The Istio “ambient mesh” branch was recently merged to main. This marks a major milestone for ambient, and offers new choices for Istio users. In this post, I want to add some clarity to the broader discussion of Istio deployment topologies, and also set out Tetrate’s views on ambient and Istio going forwards.
Ambient mesh is a new deployment model for Istio that splits the duties currently performed by the Envoy sidecar into two separate components: a node-level component for encryption (called “ztunnel”) and an Envoy instance deployed per service for all Layer 7 processing (called the “waypoint”). The ambient mesh deployment model is an attempt to gain some improvements in resource usage. You can read more about the details in Jimmy Song’s excellent blog on how ambient mesh intercepts and routes traffic.
For clarity, let’s agree on some terminology. We like to refer to ambient mode. Ambient is a different topology for Istio’s data plane and, to most users, simply an install option. It’s an implementation detail that gives Istio users more choice and can potentially better fit their needs in specific situations. It’s not a fundamentally different project; it’s all still Istio.

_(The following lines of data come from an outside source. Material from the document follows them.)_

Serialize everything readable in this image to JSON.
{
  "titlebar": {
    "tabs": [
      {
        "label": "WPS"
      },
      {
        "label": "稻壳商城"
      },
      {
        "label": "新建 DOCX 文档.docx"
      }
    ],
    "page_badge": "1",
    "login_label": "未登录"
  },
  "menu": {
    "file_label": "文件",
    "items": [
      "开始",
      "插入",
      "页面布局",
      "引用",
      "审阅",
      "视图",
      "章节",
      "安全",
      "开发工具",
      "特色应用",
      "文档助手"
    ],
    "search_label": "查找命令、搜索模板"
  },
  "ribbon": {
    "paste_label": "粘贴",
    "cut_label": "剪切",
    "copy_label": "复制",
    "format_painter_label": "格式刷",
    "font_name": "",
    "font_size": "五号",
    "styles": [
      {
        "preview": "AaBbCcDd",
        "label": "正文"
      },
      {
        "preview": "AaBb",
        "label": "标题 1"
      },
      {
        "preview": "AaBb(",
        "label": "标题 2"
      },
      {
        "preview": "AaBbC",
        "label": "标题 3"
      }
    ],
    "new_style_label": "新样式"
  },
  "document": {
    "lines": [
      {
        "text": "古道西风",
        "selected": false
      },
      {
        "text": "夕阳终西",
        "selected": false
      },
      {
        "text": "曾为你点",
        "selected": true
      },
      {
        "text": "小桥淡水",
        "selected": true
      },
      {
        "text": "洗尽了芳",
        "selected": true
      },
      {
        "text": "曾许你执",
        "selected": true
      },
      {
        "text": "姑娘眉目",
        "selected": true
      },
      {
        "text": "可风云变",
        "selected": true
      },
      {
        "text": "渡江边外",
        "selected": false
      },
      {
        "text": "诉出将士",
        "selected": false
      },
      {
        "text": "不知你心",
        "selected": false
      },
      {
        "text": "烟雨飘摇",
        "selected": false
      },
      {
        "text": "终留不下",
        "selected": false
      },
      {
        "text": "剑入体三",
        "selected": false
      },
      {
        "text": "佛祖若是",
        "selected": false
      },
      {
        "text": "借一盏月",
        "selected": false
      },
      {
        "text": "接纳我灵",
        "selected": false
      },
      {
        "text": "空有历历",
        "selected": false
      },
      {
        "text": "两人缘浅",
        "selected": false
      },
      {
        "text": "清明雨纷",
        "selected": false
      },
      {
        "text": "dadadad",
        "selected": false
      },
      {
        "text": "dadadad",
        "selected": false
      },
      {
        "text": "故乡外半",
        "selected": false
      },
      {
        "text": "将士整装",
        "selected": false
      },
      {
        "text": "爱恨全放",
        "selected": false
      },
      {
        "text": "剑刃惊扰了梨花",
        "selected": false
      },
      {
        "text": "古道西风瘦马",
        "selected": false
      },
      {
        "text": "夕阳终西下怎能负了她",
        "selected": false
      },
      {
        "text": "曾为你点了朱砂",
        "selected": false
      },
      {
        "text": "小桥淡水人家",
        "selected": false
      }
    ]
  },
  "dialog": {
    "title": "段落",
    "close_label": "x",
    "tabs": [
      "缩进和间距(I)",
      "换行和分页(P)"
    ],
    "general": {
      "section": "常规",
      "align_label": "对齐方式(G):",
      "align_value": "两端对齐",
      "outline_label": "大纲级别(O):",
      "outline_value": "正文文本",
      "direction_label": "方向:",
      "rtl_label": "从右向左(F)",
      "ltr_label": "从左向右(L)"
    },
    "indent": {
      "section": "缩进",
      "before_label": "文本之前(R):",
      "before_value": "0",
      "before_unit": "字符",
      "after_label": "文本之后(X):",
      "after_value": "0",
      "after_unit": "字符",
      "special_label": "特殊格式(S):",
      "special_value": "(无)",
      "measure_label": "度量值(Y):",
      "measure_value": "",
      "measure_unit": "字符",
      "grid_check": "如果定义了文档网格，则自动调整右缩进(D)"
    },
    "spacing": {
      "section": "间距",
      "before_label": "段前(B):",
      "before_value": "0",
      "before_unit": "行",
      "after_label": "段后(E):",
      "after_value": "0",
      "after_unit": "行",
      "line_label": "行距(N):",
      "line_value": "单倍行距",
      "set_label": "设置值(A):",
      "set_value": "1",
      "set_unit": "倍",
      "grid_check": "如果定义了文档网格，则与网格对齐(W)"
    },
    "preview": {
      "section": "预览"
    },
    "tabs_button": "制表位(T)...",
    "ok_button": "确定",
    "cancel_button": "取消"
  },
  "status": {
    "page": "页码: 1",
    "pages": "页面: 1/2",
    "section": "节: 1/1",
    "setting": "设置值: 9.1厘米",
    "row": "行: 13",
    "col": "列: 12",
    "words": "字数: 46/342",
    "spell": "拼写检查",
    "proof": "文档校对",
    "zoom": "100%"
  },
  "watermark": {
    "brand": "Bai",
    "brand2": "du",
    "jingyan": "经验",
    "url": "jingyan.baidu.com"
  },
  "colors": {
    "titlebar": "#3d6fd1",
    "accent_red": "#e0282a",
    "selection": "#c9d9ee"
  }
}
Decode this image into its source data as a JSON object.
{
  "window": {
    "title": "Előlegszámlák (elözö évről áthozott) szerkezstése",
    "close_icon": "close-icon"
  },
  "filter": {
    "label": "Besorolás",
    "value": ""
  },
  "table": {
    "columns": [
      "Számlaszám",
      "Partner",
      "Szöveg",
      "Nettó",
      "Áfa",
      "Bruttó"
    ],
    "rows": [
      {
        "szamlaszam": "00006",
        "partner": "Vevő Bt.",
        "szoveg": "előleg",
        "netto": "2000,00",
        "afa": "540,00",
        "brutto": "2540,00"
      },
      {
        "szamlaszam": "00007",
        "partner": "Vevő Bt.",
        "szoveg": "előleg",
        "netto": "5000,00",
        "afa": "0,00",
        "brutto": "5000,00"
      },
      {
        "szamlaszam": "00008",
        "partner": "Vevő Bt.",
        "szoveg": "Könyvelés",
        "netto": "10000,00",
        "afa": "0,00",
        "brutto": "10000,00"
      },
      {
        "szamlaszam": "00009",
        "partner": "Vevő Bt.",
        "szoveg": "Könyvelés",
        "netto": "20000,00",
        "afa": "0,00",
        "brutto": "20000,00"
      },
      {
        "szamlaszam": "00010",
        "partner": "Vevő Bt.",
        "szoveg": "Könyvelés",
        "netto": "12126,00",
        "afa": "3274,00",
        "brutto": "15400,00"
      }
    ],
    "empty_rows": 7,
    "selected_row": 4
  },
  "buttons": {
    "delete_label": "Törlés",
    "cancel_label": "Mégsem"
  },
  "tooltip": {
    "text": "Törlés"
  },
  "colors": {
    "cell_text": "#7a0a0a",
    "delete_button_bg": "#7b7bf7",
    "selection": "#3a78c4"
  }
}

We are excited by the development of ambient mode, the options it opens up for some Istio users and for the dynamism it represents in the Istio community at large. As such, Tetrate will fully support ambient mode for Istio. Our FIPS-verified Istio distribution, Tetrate Istio Distro, consciously doesn’t fork the upstream Istio codebase, to ensure you’ll never get locked-in to us as a vendor. As a result, it will support ambient just like upstream does, as well as bringing the benefits of extended version support and the option to purchase enterprise support through the Tetrate Istio Subscription.
Tetrate Service Bridge, our flagship application connectivity and security platform for large enterprise Istio deployments, will also support ambient mode for the meshes it manages, either provisioned by Tetrate Service Bridge, or when you use our bring-your-own-mesh feature. That support will initially be in alpha, reflecting the realistic state of ambient at the moment. Indeed, there’s some existing functionality that may never be supported in ambient mode because they’re unsolved problems for the alternative topology.
Whether or not you use ambient mode is a choice you should make based on your specific needs. If Istio’s proven sidecar data plane works for you, we’ll support you. If you need ambient mode’s alternative data-plane model, we’ll support you. Either way, we’re here to ensure your successful use of service mesh. We’ll work with you to help make the right choice for your context, and a big part of that is educating folks with the facts to make that choice confidently.
Which Mode Should I Choose?
So what does that choice look like today? We think the broad majority of Istio users will still benefit the most from Istio’s proven sidecar data plane. Ambient mode may offer reduced resource usage in some circumstances (even then it’s nuanced due to kernel cleverness). Any performance gains from using ambient mode must be weighed against its more complex topology, as there are now two types of component making up the mesh’s data plane. Additionally, observability of requests and responses is reduced. And most importantly for most of the users we talk to, the security stance is weakened, often by an unacceptable amount. You can read up on how the two modes compare and a fuller list of consequences, in our previous blog on the topic.
While ambient mode can allow an Istio mesh to run in otherwise impossible resource constraints, we at Tetrate don’t believe it’ll ever replace sidecars for most of our customers. Their strong isolation requirements and need for comprehensive, accurate observability for audit, mean they can’t make the ambient trade. But we’ll leave the choice with our customers, and we’ll be watching the development of ambient, excited to see where it goes in the future.